Travelling around the country, as we do, we expect to see both the usual and the unusual – but not together on the same site. This place is only an hours drive from home.
The earliest building on this site was a Jacobean brick built house. After the civil war it was sold and the new owner erected two towers on the north side of the house and his grandson added the wings which enclose the entrance courtyard. Later a new private chapel was added to the west of this courtyard.
Around 1805 the owners employed John Nash, a well known English architect, to carry out a major reconstruction of the house which included the addition of huge ionic porticoes to the north and south fronts.
In 1837 serious debt forced the sale of the estate to the 11th Baron Ward, later 1st Earl of Dudley, who had inherited a great fortune from the coal and iron industries in the Black Country.
In the 1850s, Baron Ward engaged the architect Samuel Daukes, who had already altered his London house to remodel the house in Italianate style using ashlar stone cladding over the existing red brickwork and this is the result – Witley Court near the village of Great Witley in Worcestershire..
What a very grand house it is with the very impressive fountain behind it.
However you may not have noticed something odd about the house in the first photograph. There is no glass in any of the windows and the sky is visible through some of the windows as seen in the picture below.
In 1920 Witley Court was sold to Sir Herbert Smith who maintained only a skeleton staff to manage the house whilst he and his family were away, and many areas were left unused.

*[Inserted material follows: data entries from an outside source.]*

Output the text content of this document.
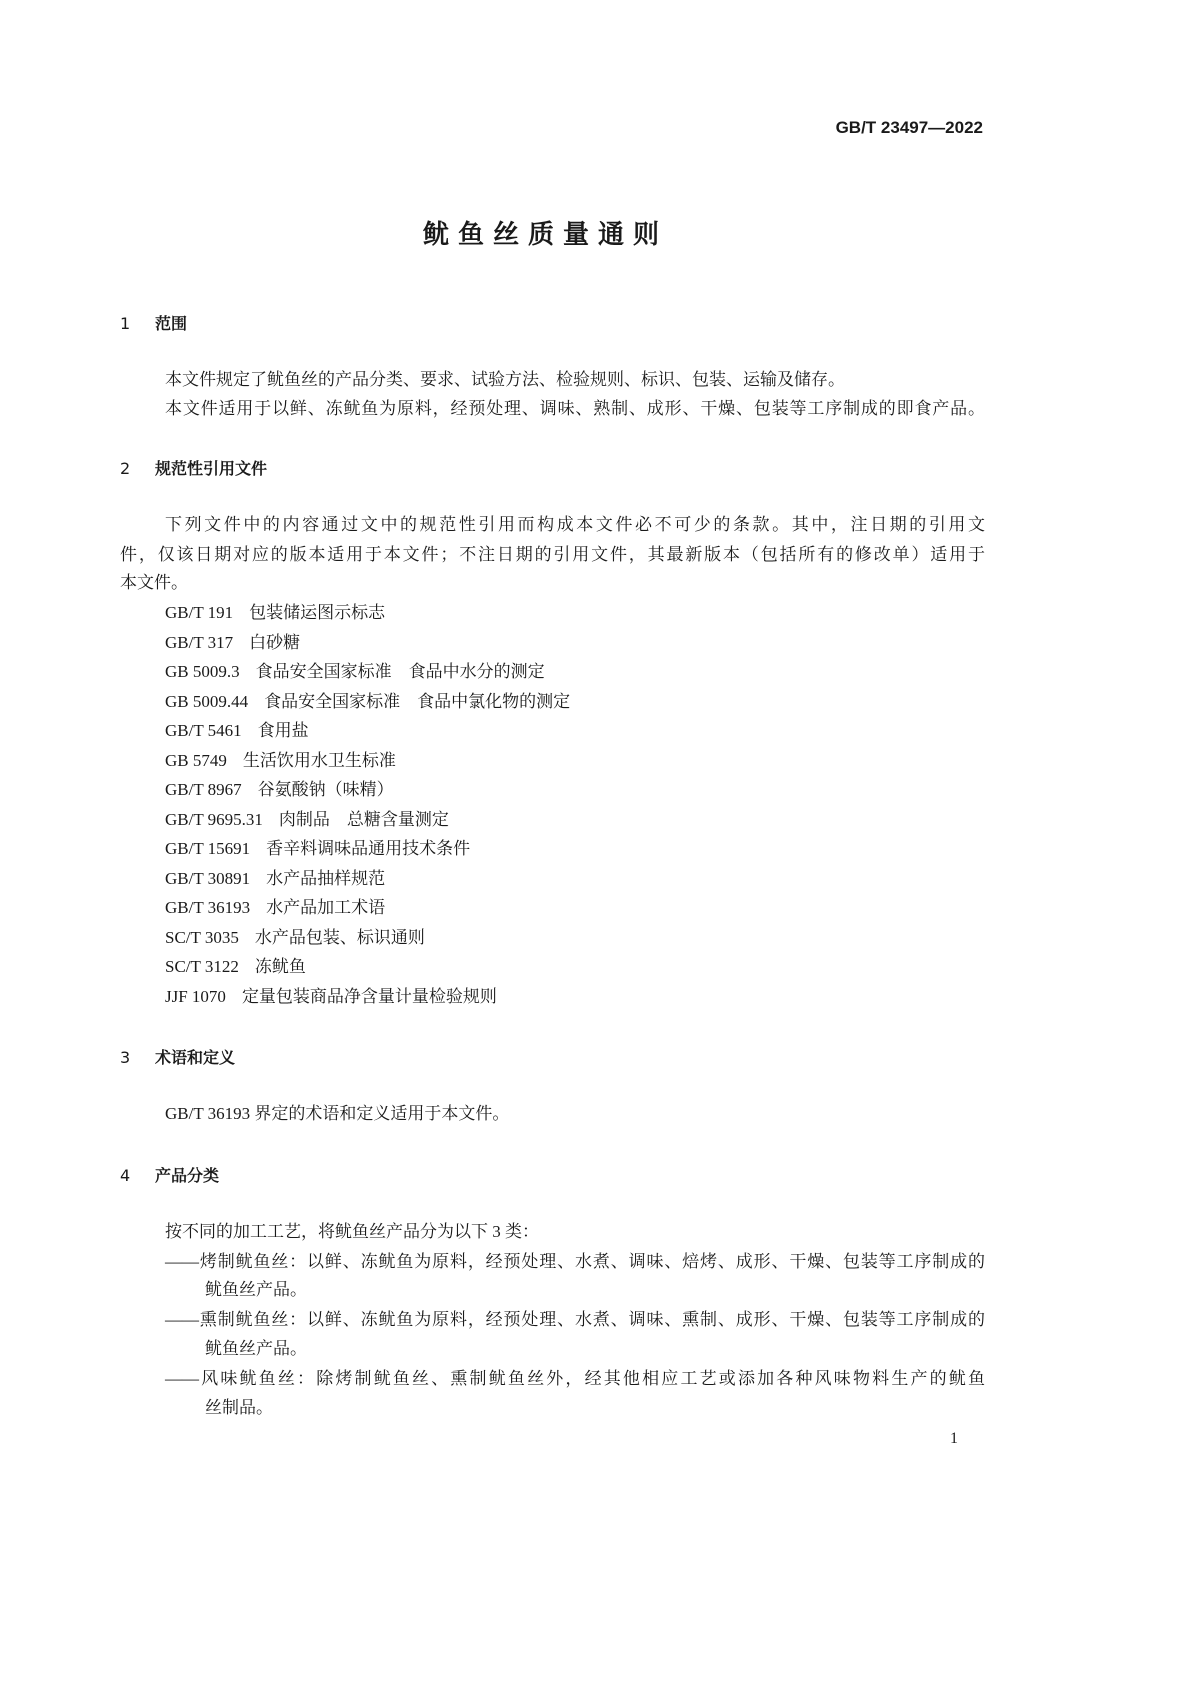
GB/T 23497—2022
鱿鱼丝质量通则
1 范围
本文件规定了鱿鱼丝的产品分类、要求、试验方法、检验规则、标识、包装、运输及储存。
本文件适用于以鲜、冻鱿鱼为原料，经预处理、调味、熟制、成形、干燥、包装等工序制成的即食产品。
2 规范性引用文件
下列文件中的内容通过文中的规范性引用而构成本文件必不可少的条款。其中，注日期的引用文
件，仅该日期对应的版本适用于本文件；不注日期的引用文件，其最新版本（包括所有的修改单）适用于
本文件。
GB/T 191 包装储运图示标志
GB/T 317 白砂糖
GB 5009.3 食品安全国家标准　食品中水分的测定
GB 5009.44 食品安全国家标准　食品中氯化物的测定
GB/T 5461 食用盐
GB 5749 生活饮用水卫生标准
GB/T 8967 谷氨酸钠（味精）
GB/T 9695.31 肉制品　总糖含量测定
GB/T 15691 香辛料调味品通用技术条件
GB/T 30891 水产品抽样规范
GB/T 36193 水产品加工术语
SC/T 3035 水产品包装、标识通则
SC/T 3122 冻鱿鱼
JJF 1070 定量包装商品净含量计量检验规则
3 术语和定义
GB/T 36193 界定的术语和定义适用于本文件。
4 产品分类
按不同的加工工艺，将鱿鱼丝产品分为以下 3 类：
——烤制鱿鱼丝：以鲜、冻鱿鱼为原料，经预处理、水煮、调味、焙烤、成形、干燥、包装等工序制成的
鱿鱼丝产品。
——熏制鱿鱼丝：以鲜、冻鱿鱼为原料，经预处理、水煮、调味、熏制、成形、干燥、包装等工序制成的
鱿鱼丝产品。
——风味鱿鱼丝：除烤制鱿鱼丝、熏制鱿鱼丝外，经其他相应工艺或添加各种风味物料生产的鱿鱼
丝制品。
1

A major accidental fire broke out in September 1937 whilst Sir Herbert was at another of his houses and although it did not destroy the whole house the estate was sold as separate lots with the house being bought by scrap dealers who stripped what they could from the house leaving it an empty shell. So we have what appears to be the usual stately home but is, unusually, just a shell. A rather sad ending for such a grand house.
The ruin is currently managed by English Heritage.
The picture below is the main reception hall with the main staircase through the arch in the far wall.
The picture below is in the main stairwell and the angled plaster follows the line of the original staircase.
There are numerous decorative carvings around the building of which this doorway is an example.
This picture shows the main entrance to what was the Conservatory and the picture below it is the Conservatory interior.
The church is still attached to the main house but is not maintained by English Heritage as it is now the parish church.
But what a parish church. It was built in the mid 18th century and, at that time, the interior was rather plain. Just 10 years later stained glass windows and the oil on canvas paintings on a new curved ceiling were added together with moulds for the wall and ceiling decorations and the organ.
What an astonishing result! If you are ever in this area don’t miss seeing the church interior.